About dataset harvesting
Dataset harvesting allows you to import and synchronise datasets from external data sources automatically by connecting them to your GDI Data Catalogue. When the source updates, your catalogue synchronises the changes.
Use harvesting when you need to:
- Collect datasets from partner organisations or multiple European data portals
- Stay synchronised with external data repositories
- Reduce manual data entry and maintenance effort
What gets harvested:
- Dataset metadata (titles, descriptions, keywords)
- Resource links (URLs to data files)
- Contact information and licences
- Update timestamps and versioning information
Harvesting workflow
The diagram below shows how data flows from external sources through the GDI Data Catalogue to the public-facing GDI Data Portal:
Supported source types
The GDI Data Catalogue can harvest from:
- FAIR Data Points: Research data repositories that follow FAIR principles
- HealthDCAT-AP endpoints: European data portals using the HealthDCAT-AP standard for health data
The GDI platform is HealthDCAT-AP compliant, following European standards for health data catalogues to ensure interoperability across the health data ecosystem.
Learn how to add harvest sources
How harvesting works
-
Initial setup: Connect your data source by configuring a harvest source in the catalogue.
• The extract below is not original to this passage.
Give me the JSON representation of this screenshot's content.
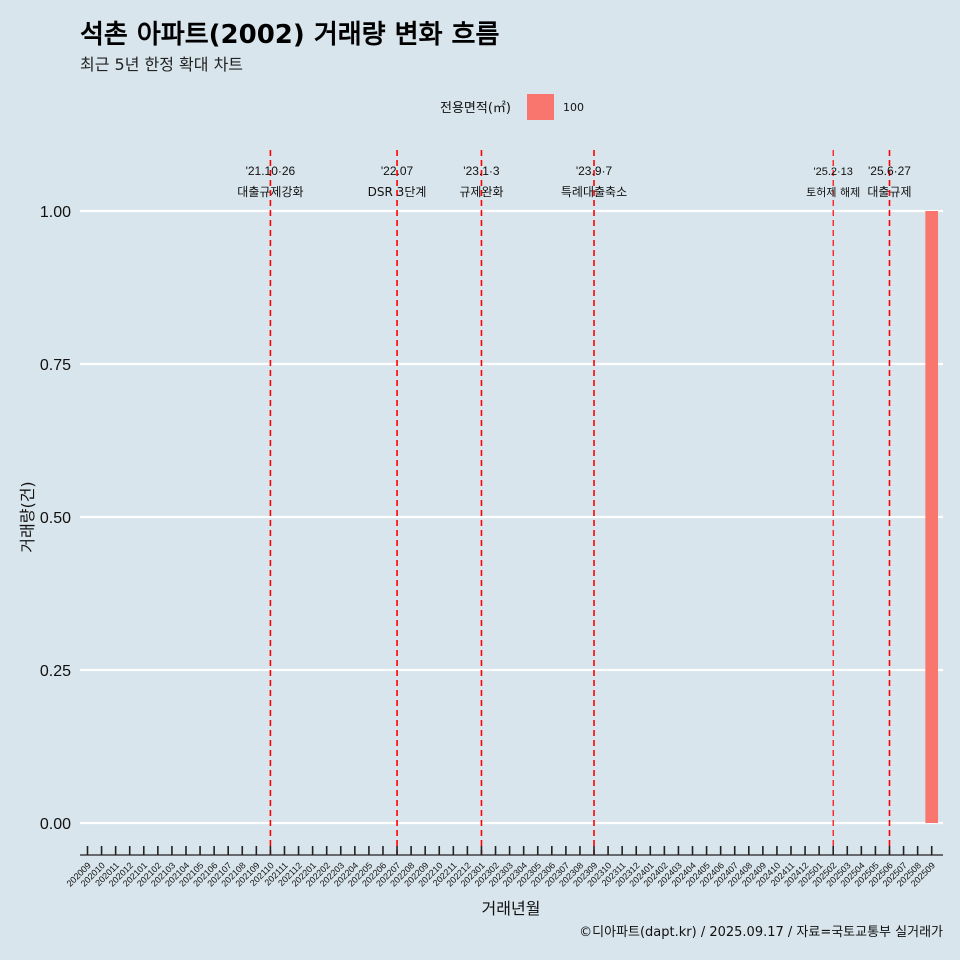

You specify the source URL, type, and authentication details.
-
First harvest: The harvester performs an initial import of all datasets from the source into your catalogue. The initial import starts automatically at the next quarter-hour boundary (:00, :15, :30, or :45). For example, if you set up the source at 10:31, the first harvest starts at 10:45.
-
Scheduled harvests: After the first harvest completes, the harvester runs automatically on a daily schedule at the same quarter-hour boundary. This ensures consistent, predictable harvest timing for monitoring and troubleshooting. Following the same example above, subsequent harvests would occur daily at 10:45.
-
Change detection: During each scheduled harvest, the harvester compares the source data with the existing datasets.
- New datasets from the source are added to your catalogue
- Updated datasets are refreshed with current metadata
- Datasets deleted at the source are removed from your catalogue
- All changes are logged for review
-
Publication to Data Portal: Public harvested datasets appear in the GDI Data Portal↗ after import to the catalogue. Private datasets remain visible only to members of your organisation.